Es una de las repúblicas más jóvenes del mundo. Para el año 9 d.C. su territorio integraba el Imperio Romano. A principios del siglo VII sus primeros representantes invadieron la zona, donde se mantienen hasta la actualidad, y dos siglos más tarde se organizaron en dos ducados: Panonia y Dalmacia. En el 925, Tomislav se convirtió en su primer rey y derrotó –no con pocas bajas- a los magiares y a los búlgaros para incorporar a Eslavonia a su reino.

Dos siglos después conformó una unión dinástica con Hungría y durante la expansión del Imperio Otomano, su territorio se convirtió en campo de batalla entre las fuerzas húngaras y turcas. La Batalla de Mohács de 1526 le deparó más de 10.000 víctimas entre sus ciudadanos y marcó el final de la Dinastía Jogalia. Tras ello, los Habsburgo asumieron el poder.

En 1918, tras la Primera Guerra Mundial, formaron parte del efímero reino paneslavo de Yugoslavia. Durante la Segunda Guerra Mundial fueron aliados de la Alemania Nazi y, en ese conflicto bélico, entre 20.000 y 40.000 de sus habitantes perdieron la vida.

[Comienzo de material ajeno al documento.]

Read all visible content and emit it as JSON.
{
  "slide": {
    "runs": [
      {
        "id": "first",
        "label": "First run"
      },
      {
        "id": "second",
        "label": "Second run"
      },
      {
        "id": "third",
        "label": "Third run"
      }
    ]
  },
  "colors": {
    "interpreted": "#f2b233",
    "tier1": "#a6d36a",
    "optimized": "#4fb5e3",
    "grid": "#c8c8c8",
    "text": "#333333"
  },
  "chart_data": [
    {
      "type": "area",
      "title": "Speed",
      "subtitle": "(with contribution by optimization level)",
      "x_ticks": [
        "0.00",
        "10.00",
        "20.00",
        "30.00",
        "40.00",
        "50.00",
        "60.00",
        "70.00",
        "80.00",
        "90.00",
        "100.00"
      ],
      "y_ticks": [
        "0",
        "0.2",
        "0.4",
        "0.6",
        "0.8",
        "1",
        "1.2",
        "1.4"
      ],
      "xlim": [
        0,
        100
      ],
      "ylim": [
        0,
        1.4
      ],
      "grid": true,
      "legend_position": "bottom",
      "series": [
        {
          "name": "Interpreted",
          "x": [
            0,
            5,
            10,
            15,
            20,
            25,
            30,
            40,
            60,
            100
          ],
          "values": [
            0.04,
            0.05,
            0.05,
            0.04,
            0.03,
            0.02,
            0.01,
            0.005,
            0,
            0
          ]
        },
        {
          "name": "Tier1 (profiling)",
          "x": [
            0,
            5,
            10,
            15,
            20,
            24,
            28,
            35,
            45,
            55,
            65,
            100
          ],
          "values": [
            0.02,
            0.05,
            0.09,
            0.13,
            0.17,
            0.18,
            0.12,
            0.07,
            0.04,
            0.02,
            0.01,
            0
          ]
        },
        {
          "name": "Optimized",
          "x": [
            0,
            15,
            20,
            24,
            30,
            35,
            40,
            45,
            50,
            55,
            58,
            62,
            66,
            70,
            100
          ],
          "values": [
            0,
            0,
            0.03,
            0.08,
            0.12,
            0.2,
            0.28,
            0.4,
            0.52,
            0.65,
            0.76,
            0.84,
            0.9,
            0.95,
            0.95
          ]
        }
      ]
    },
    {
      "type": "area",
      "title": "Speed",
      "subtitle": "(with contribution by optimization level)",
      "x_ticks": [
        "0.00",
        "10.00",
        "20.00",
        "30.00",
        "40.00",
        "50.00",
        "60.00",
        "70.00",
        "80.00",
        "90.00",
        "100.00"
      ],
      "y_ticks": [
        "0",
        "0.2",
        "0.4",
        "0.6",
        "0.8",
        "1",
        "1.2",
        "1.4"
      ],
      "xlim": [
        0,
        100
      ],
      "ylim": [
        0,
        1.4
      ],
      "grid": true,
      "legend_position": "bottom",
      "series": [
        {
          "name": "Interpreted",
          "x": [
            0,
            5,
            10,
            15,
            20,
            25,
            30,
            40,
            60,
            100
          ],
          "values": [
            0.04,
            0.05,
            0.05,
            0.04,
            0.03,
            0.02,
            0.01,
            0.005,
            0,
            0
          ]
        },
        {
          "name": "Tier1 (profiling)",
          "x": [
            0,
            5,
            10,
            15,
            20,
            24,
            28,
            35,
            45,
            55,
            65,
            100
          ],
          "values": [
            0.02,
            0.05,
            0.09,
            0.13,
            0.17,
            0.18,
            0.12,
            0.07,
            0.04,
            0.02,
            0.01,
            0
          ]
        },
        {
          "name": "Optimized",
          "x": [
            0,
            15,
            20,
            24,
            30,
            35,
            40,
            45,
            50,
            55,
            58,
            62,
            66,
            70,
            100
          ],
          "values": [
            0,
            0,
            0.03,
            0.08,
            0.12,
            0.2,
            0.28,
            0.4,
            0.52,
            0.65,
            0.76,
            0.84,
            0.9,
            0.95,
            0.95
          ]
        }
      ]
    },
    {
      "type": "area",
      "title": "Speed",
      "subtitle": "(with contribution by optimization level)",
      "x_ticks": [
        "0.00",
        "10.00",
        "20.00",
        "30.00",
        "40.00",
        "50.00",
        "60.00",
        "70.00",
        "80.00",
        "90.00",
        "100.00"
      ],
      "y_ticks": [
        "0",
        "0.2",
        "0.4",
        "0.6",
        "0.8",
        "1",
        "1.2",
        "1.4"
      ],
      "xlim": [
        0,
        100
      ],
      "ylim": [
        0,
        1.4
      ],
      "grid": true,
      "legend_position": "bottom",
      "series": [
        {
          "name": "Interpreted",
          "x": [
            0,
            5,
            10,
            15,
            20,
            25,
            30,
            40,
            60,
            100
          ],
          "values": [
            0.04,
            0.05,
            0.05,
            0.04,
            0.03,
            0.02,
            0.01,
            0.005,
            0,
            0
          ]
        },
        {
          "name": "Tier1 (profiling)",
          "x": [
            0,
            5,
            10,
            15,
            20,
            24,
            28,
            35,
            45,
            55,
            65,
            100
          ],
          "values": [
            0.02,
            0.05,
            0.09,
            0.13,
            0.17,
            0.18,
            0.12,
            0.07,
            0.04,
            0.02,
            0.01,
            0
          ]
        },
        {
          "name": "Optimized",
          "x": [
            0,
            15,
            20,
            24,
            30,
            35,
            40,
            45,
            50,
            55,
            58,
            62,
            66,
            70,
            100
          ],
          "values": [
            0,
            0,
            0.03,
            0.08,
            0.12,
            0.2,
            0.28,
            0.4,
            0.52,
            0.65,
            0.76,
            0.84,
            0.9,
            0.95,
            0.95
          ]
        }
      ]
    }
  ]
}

En 1990 motorizó su independencia y esto marcó el comienzo de la guerra contra su minoría serbia y el Ejército Popular Yugoslavo. El enfrentamiento duró cuatro años y causó más de 20.000 muertos entre sus filas.

Su equipo nacional de fútbol jugó su primer partido en 1907 contra un equipo de la oposición interna del país. Entre las décadas del 10 y del 40 sus jugadores debieron representar al Reino o a la República de Yugoslavia. En 1945, la creación de la República Federal Socialista de Yugoslavia hizo que su escuadra debiera fusionarse con la de la nueva nación.

Recién en 1992, su equipo nacional (con nombre propio) volvió a unirse a la FIFA y a la UEFA. Varios de sus jugadores habían fallecido en la guerra de independencia.

Esa selección se clasificó por primera vez en la historia a una final de la Copa del Mundo y hoy, en Moscú, buscará su estrella inaugural frente a su par francés. El fútbol no es la guerra. Pregúntenle a los croatas.